Regrettably, as in some of the noblest aspirations of former US President Barack Obama, we have not quite reached there yet. And so today, with an absolute absence of gravitas or vision in national discourse, we are being strung out behind blackface instead of Black progress.
And the absence of Black voices from opinion columns and news-talk television continues to be a hindrance to real progress. How many journalists even knew the origins of blackface? How many know the 60 year-old history of Blacks and Visible Minorities lobbying for a place at the table and a place in the Canadian sun, report after ignored report?

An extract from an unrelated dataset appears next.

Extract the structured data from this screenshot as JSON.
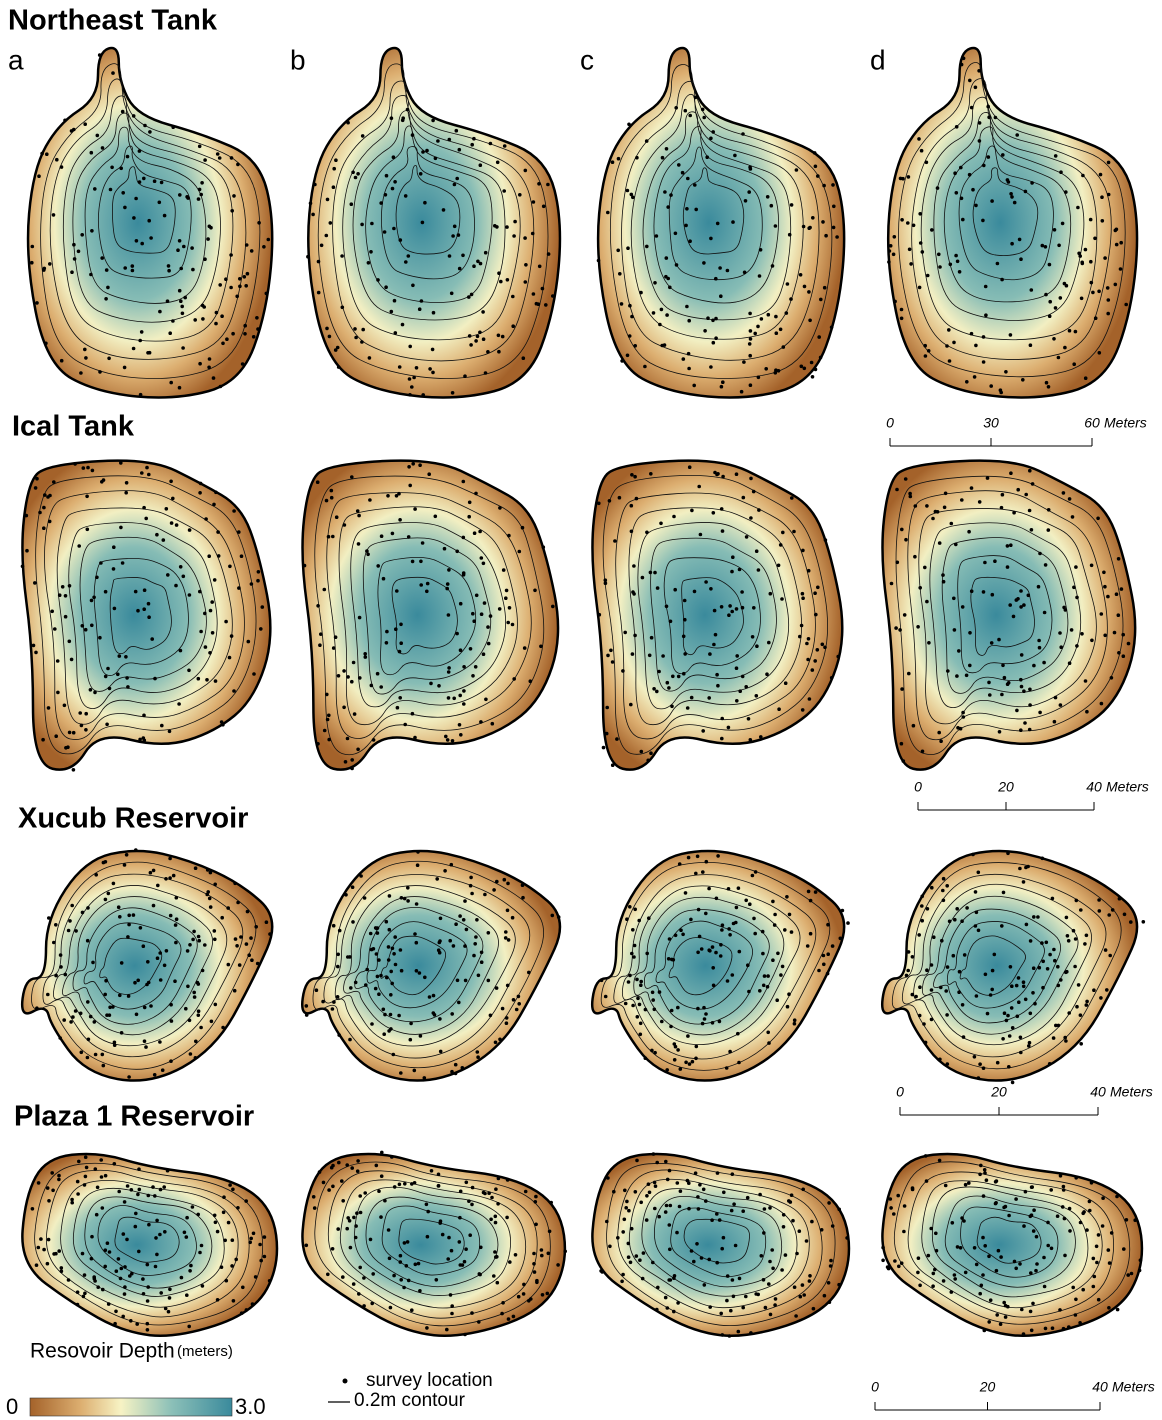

Where is the long-sought office of the Commissioner for Multiculturalism? Where are the dollars and Black people needed to make Heritage Canada the effective lead department it was intended to be? Where are the Black faces on Boards and Commissions? Where are the Black candidates who have been encouraged by their parties to contest elections? Where are the Black judges of the Supreme Court?
The sheer political opportunism of Scheer’s grenade might earn him a few more votes in an election campaign that is only just beginning. But a week is a long time in politics. In another week or two the shrapnel will be swept up. Maybe he has another grenade up his sleeve for a week just before the polls. But we must call out the media for giving him a free run with his dissing of real Black issues. The same is true for the other parties.
About the writer
Ewart Walters, CD, MJ, is an author, journalist, and former diplomat and former editor-publisher of Ottawa’s Black community newspaper, The Spectrum.